Expression of representative class I, class II, class III, and class IV flagellar promoters in flhF and VC2061 mutant V. cholerae strains. V. cholerae strains KKV598 (wild type), KKV1560 (flhF), and KKV1721 (VC2061) carrying plasmids pKEK73 (flrAp-lacZ), pKEK72 (flrBp-lacZ), pKEK327 (fliEp-lacZ), pKEK80 (flaAp-lacZ), pKEK331 (flgKp-lacZ), pKEK79 (flaBp-lacZ), pKEK76 (flaCp-lacZ), pKEK77 (flaDp-lacZ), and pKEK81 (flaEp-lacZ) were assayed for β-galactosidase activity during logarithmic growth in LB. Assays were performed in triplicate, and standard deviations are shown.

FIG. 3.

Expression of representative class I, class II, class III, and class IV flagellar promoters in the flhG mutant V. cholerae strain. V. cholerae strains KKV598 (wild type) and KKV1701 (flhG) were transformed with the plasmids pKEK73 (flrAp-lacZ), pKEK72 (flrBp-lacZ), pKEK80 (flaAp-lacZ), pKEK331 (flgKp-lacZ), pKEK79 (flaBp-lacZ), pKEK76 (flaCp-lacZ), pKEK77 (flaDp-lacZ) and pKEK81 (flaEp-lacZ). β-Galactosidase activity was assayed during logarithmic growth in LB on the first and second days after transformation of the flhG mutant.

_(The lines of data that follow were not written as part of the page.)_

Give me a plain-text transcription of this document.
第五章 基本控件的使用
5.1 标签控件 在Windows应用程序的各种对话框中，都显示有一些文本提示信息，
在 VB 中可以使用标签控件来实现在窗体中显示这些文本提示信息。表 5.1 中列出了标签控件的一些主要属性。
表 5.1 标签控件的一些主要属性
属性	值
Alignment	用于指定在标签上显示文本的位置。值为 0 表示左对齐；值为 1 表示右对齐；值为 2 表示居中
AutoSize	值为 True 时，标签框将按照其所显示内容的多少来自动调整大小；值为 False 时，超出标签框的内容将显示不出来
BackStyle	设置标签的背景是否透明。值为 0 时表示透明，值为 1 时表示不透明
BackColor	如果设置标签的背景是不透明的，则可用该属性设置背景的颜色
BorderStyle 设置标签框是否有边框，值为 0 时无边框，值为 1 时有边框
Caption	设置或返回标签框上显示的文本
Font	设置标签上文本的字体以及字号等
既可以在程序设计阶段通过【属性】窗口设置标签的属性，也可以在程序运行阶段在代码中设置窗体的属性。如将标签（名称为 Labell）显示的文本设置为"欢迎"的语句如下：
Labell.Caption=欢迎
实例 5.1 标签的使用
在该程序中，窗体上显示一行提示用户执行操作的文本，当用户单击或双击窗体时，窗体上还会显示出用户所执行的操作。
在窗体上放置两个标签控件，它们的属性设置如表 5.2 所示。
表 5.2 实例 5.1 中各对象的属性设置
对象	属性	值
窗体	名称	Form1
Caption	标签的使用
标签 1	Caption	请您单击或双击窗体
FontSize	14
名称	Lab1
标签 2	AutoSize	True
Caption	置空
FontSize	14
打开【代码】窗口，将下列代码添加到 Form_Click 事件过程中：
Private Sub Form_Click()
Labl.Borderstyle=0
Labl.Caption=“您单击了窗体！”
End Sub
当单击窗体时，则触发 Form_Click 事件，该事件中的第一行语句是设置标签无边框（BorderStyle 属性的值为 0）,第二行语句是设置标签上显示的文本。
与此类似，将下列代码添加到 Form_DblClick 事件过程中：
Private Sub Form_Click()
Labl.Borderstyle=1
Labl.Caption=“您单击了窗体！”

Assays were performed in triplicate, and standard deviations are shown.

FIG. 4.

Intestinal colonization of flhF, flhG, and VC2061 mutant V. cholerae strains. Mutant strains KKV1560 (flhF), KKV1701 (flhG), and KKV1721 (VC2061) were coinoculated with O395 (wild type) perorally into infant mice at a ratio of ∼1:1. The competitive index is given as the output mutant/wild-type ratio divided by the input mutant/wild-type ratio. Each data point represents an individual mouse.

FIG. 5.

Proposed model of regulation of the V. cholerae flagellar transcription hierarchy. The results presented here indicate that FlhG acts as a negative regulator of class I (flrA) transcription, while FlhF acts as positive regulator of class III flagellar promoters, perhaps exerting its function through the modulation of FlrC activity. We have previously shown that FlrB is a positive regulator of class III gene transcription by facilitating the phosphorylation of FlrC (5) and that FlgM is a negative regulator of class IV gene transcription through its function as an anti-σ²⁸ factor (4). flgM is transcribed from a class IV promoter (as shown here) and also from a flagellum-independent promoter (37).